2013年6月2日 星期日

A further look at the gcc __sync_bool_compare_and_swap.

Continuing the looks-pretty-good gcc atomic CAS functions, the point would be how to move these great results in application and make the pretty testing result helps. For the purpose to understand clearly its behavior, some more tests have been done.

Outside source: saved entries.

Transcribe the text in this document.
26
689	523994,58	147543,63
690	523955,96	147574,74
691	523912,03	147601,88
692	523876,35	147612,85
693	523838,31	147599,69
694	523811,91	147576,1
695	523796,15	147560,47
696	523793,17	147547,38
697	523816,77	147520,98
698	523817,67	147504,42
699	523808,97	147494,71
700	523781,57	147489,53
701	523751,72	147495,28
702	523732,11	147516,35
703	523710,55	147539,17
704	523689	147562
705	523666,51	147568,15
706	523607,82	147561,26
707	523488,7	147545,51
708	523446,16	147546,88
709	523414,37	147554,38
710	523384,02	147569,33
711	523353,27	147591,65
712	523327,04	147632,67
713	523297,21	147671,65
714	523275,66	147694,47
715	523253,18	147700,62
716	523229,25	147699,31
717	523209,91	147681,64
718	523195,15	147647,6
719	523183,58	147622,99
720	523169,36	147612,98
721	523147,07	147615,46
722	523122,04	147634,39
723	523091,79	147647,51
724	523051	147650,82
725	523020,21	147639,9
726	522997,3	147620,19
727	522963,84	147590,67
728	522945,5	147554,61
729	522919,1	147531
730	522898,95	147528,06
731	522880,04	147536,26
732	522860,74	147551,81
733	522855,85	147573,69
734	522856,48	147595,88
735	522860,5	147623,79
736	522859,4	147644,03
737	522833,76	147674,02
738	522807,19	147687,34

With the similar pattern, consider the synchronized situation:
Two threads need to modify a shared data only after the other one has done the modification, except the initial status.
But in several extensions this time:
  1. Each thread waits a little bit more time after modifying the shared data with holding the modification right. It makes the counter thread takes more time (and resources in some cases) to acquire the right to modify the shared data.
  2. Thought of the application in the real world, threads should hand over the CPU resource after slot of times, especially for busy-loop ones. Thus let each thread wait a microsecond if it could not acquire the right to modify after each 10 tryings. 
Then the result follows:
  1. For the dummy-job-after-modifying case, we take something like that:
    for(DummyCnt = 0; DummyCnt < 1000; ++ DummyCnt)
    { // Dummy count for dummy job
        if(DummyCnt == 123)
        {
            ++ Cnt; // Add the count of testing times.
        }
    }
    
    
    after each modifying of the shared data. Difference occurs between the pthread-family in the results:
    ---
    Mutex:[25.290001] us, Atom=0
    ---
    CAS:[6.710000] us, Atom=0
    ---
    Cond:[18.620001] us, Atom=0
    ---
    Spin:[19.959999] us, Atom=0
    
    
    It seems that __sync_bool_compare_and_swap still shows a great advantage to the others. Moreover, as a rough observation by top in run time, number follows that both CAS and Cond case has about 14% CPU usage, mutex case in a little higher 17%, while the spin lock uses about 120%.
  2. And for the sleep-a-microsecond-while-waiting case, results follows:
  3. Mutex:[7.590000] us, Atom=0
    ---
    CAS:[7.030000] us, Atom=0
    ---
    Cond:[29.820000] us, Atom=0
    ---
    Spin:[7.610000] us, Atom=0
    
    
    In CPU resources considered case, the condition variable version still shows a worse performance. That talks a more sufficient reason to take a replacement of CAS as carefully.
The testing environment for belows are a 8-core 4G-ram machine running at linux kernel 2.6.32 64bit OS. It is reasonable to suspect the result or conclusion when applying in the way that many threads with more strict shared data competitive but relatively less CPU resources for sharing. 
Agreement is made for the situation that there are more threads than CPU cores, which causes the possibility of thread might need to wait the resource (context-switch and be context-switched)even it is not accessing the shared/critical data. Condition variable might be a better choice if that is the case, since releasing the resource becomes an important thing and will heavily effect the performance. In my opinion, if low-latency still has great priority in the case, get a machine with more cores or redesign the multithread-working pattern would be the only right thing, instead of considering the CAS or condition variable.